Makes perfect sense!
Renée La Forest
Hi Rob
Great post. But would it be possible to have the cloned agent run on all compute nodes on a grid and then alter the sas.server.mid and sas.server.mid.template script to point to the cloned_agent for stop/start/status
SHOSTNAMEUNX=`hostname`
SASENVMGRAGNT_DIR="$LEVELDIR/Web/SASEnvironmentManager/cloned_agents/$SHOSTNAMEUNX/agent-5.8.0-EE"
if [ "$OSTYPE" = "aix" ];
then
SASENVMGRAGNT_CMD="$SASENVMGRAGNT_DIR/bundles/agent-5.8.0/bin/hq-agent-nowrapper.sh"
else
SASENVMGRAGNT_CMD="$SASENVMGRAGNT_DIR/bin/hq-agent.sh"
fi
I have had this setup run at a customer and haven't run into any problems yet.
Best Regards
Håvard
this is an interesting approach, however, I would like to ask you:
Have you got the chance to check with top, htop or any resource monitoring tool, how many resources (specially CPU) are in use by the cloned agents?

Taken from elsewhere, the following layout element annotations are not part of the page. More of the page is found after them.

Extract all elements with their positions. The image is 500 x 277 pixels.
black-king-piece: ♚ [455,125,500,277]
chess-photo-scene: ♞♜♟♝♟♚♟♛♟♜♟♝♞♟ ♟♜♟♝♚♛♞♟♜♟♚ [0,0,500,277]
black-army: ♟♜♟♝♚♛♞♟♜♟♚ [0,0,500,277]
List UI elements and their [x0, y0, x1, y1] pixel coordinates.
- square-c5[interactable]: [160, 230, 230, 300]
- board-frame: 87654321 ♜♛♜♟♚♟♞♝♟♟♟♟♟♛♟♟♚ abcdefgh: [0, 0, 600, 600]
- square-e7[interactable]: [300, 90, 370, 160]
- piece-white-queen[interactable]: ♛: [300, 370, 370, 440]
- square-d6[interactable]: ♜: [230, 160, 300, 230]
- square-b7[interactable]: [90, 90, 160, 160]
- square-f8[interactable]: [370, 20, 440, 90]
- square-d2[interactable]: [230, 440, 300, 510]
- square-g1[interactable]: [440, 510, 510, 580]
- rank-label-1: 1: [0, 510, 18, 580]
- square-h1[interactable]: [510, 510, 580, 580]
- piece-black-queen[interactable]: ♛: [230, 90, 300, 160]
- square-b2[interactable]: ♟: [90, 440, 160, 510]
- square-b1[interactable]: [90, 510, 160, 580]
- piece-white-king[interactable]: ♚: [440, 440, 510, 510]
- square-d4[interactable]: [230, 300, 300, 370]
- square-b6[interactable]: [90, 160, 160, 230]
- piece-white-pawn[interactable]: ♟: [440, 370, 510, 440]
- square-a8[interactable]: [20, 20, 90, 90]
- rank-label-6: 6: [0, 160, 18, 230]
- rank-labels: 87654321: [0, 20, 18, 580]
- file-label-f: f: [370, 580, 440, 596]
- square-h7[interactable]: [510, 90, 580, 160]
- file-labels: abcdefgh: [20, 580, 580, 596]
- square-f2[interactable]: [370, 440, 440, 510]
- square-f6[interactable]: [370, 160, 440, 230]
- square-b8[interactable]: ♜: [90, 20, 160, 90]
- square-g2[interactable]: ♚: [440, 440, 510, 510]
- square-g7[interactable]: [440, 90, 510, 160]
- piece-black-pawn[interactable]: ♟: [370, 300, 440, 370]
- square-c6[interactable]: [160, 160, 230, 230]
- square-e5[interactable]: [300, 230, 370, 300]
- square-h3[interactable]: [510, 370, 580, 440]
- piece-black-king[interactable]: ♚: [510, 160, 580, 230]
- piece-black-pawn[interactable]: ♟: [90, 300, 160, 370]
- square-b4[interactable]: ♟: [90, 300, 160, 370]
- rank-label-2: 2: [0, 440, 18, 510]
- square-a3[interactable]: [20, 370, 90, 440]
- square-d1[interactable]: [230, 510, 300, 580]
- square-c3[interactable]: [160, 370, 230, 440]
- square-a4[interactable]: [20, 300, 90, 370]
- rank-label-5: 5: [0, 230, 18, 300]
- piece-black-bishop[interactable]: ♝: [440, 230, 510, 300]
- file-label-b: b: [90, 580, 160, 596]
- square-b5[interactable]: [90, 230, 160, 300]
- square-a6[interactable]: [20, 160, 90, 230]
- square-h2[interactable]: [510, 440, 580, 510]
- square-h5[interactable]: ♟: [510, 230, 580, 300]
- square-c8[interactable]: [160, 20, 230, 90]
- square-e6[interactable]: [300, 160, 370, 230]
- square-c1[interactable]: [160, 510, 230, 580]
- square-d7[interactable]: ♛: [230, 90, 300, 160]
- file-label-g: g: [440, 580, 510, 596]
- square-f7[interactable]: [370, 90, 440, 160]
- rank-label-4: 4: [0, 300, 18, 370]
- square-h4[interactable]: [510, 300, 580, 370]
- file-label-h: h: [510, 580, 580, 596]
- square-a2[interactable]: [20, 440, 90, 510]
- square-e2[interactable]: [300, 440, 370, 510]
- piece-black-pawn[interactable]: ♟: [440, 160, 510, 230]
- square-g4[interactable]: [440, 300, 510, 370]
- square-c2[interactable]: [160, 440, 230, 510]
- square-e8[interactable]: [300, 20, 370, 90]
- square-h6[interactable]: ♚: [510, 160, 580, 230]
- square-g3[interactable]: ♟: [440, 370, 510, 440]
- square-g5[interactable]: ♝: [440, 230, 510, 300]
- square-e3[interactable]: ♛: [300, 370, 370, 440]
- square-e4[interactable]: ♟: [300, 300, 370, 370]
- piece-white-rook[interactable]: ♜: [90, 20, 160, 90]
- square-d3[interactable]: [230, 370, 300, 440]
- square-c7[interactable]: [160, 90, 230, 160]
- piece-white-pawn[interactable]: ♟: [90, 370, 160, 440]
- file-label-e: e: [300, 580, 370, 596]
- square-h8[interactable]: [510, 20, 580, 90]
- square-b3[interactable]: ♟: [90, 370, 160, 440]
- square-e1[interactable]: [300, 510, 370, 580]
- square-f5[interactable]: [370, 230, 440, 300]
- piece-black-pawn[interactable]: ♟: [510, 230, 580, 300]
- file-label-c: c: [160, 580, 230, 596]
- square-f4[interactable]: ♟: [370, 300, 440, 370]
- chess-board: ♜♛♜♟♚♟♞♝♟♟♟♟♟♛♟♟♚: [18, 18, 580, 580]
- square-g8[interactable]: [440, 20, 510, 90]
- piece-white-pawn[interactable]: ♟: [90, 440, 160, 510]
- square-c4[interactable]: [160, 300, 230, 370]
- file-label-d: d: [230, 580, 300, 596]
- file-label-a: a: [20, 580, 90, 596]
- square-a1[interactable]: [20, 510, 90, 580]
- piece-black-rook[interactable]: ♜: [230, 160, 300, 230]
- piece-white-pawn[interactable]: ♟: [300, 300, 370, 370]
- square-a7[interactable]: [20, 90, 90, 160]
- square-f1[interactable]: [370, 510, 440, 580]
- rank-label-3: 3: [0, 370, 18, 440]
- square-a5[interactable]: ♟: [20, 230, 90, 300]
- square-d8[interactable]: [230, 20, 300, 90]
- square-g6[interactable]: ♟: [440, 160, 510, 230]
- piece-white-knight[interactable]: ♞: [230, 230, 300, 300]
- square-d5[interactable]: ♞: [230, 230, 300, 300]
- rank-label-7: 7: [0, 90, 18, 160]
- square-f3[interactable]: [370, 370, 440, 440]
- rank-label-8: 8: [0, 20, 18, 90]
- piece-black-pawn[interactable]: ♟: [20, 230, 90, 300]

I would like to hear your experiences in this regard, @HåvardPehrson and @RobCollum
Best regards,
Juan
Hi @JuanS_OCS
No. I haven't used any resource monitoring tools to check cpu usage. However, I would expect any significant difference compared to the old setup.
Best Regards
Håvard
Thank you for the thought.
In my experience, the cloned agent is using much more resources. While the normal EVM agent uses 1%-2% as much, I perceive the cloned agent often uses ~20% cpu, which I think is something to pay attention to, specially in grid environments.
Hi @JuanS_OCS
I checked on my server and I don't see any increased cpu usage for the smart agent pid
[smart-agent]$ ./hq-agent.sh status
HQ Agent is running (PID:21125).
top - 11:48:29 up 17 days, 22:44, 2 users, load average: 0,18, 0,36, 0,58
Tasks: 1 total, 0 running, 1 sleeping, 0 stopped, 0 zombie
%Cpu(s): 1,1 us, 0,9 sy, 0,0 ni, 97,9 id, 0,0 wa, 0,0 hi, 0,0 si, 0,0 st
KiB Mem : 65361320 total, 34909836 free, 24110000 used, 6341484 buff/cache
KiB Swap: 2097148 total, 48 free, 2097100 used. 39747240 avail Mem
PID USER PR NI VIRT RES SHR S %CPU %MEM TIME+ COMMAND
21125 dsas 20 0 136368 1200 640 S 0,0 0,0 0:26.28 wrapper-linux-x
But thanks, that is something to keep in mind 🙂
Best Regards
Håvard
RE: alter the sas.server.mid and sas.server.mid.template script to point to the cloned_agent for stop/start/status
I'm glad that works for you! Personally, I don't recommend manually changing those files. The next time you install a hotfix or maintenance update, those files are fair game to be replaced. I'm sure the dev teams would enjoy hearing your request for that functionality. I'll share with them, but best would be if you made a feature request. SAS Technical Support should be able to help with that.
RE: 20% CPU utilization:
As I wrote above:
...whether you're running the standard EV Agent or the new EV Smart Agent, you're getting the exact same agent-5.8.0 process. It's just that the parameters fed to that agent which tell it how to run are different. The "smarts" are only in the scripting which invokes the agent - specifically to create that dedicated directory structure per host and direct the agent to use it. In terms of what the EV agent reports on and monitors, the standard and smart agents are exactly the same.
If you're experiencing unusual resource consumption, then I suggest opening a track with SAS Technical Support to run down the cause. I wouldn't want a simple monitoring agent to consume so much processing power.